Closed TPF2017 closed 1 month ago

TPF2017 commented 1 month ago

MoiraiModule.from_pretrained doesn't seem to work. image

TPF2017 commented 1 month ago

I solve this by checkpoint = torch.load(model_path) model.load_state_dict(checkpoint["state_dict"])

Is there a better way?

gorold commented 1 month ago

You should use ModelForecast.load_from_checkpoint instead. See https://github.com/SalesforceAIResearch/uni2ts/blob/main/cli/conf/finetune/model/moirai_small.yaml

edit: load_from_pretrained -> load_from_checkpoint

TPF2017 commented 1 month ago

Thanks for your reply!
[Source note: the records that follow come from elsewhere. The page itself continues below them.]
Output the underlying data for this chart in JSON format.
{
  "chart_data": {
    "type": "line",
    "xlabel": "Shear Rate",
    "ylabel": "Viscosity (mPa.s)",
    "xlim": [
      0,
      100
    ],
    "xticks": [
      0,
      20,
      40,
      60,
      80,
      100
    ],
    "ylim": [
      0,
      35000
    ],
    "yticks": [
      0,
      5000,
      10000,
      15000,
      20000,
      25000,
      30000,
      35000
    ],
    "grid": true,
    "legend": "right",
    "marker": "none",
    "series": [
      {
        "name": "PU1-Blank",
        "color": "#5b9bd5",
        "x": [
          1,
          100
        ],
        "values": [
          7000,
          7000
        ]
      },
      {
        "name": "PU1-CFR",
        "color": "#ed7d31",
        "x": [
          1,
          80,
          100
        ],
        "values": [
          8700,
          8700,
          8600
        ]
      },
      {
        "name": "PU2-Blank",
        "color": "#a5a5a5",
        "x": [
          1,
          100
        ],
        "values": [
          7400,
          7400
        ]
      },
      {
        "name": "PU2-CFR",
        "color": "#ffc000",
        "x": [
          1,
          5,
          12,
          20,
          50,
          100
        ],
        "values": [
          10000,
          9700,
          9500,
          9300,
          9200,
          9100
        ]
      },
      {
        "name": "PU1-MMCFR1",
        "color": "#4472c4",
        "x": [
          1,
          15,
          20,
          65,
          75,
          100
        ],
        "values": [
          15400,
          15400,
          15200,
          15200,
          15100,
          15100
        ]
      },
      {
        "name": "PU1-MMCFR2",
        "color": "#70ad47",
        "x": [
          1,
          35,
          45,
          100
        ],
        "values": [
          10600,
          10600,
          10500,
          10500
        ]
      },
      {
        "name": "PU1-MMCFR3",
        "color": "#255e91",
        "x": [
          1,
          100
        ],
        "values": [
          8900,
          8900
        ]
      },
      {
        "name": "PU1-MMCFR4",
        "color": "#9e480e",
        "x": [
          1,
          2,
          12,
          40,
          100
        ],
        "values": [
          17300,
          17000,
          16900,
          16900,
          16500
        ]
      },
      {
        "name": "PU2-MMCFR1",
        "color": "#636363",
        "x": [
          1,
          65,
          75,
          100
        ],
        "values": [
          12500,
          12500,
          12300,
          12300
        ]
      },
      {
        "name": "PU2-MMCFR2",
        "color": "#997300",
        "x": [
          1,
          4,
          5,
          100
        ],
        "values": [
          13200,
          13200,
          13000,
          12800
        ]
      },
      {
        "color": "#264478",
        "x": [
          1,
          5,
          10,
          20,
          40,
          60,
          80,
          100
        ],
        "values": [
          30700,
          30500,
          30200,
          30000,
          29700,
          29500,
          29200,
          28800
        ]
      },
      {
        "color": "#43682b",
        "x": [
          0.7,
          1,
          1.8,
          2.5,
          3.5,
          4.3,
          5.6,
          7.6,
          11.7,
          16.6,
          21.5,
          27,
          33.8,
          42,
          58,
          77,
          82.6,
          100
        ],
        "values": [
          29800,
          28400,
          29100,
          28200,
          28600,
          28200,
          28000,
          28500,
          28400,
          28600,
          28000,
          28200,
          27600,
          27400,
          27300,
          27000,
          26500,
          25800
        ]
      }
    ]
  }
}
I modify my code like this:

model_path = "./example_sales/checkpoints/epoch=0-step=100.ckpt"
model = MoiraiForecast(
    module=MoiraiFinetune.load_from_checkpoint(model_path),
    prediction_length=PDT,
    context_length=CTX,
    patch_size=PSZ,
    num_samples=100,
    target_dim=1,
    feat_dynamic_real_dim=ds.num_feat_dynamic_real,
    past_feat_dynamic_real_dim=ds.num_past_feat_dynamic_real,
)
predictor = model.create_predictor(batch_size=BSZ)
forecasts = predictor.predict(test_data.input)

forecast_it = iter(forecasts)
forecast = next(forecast_it)

but meeting new error when forecasting: ea066fde-7f42-4785-ab8f-566545294138

gorold commented 1 month ago

It should look something like below, for module_kwargs, fill it in with the same arguments as the pre-training phase.

model = MoiraiForecast.load_from_checkpoint(
    module_kwargs={...},
    prediction_length=PDT,
    context_length=CTX,
    patch_size=PSZ,
    num_samples=100,
    target_dim=1,
    feat_dynamic_real_dim=ds.num_feat_dynamic_real,
    past_feat_dynamic_real_dim=ds.num_past_feat_dynamic_real,
    checkpoint_path="./example_sales/checkpoints/epoch=0-step=100.ckpt",
)
TPF2017 commented 1 month ago

I tried this way and it works, thank you very much for your answer!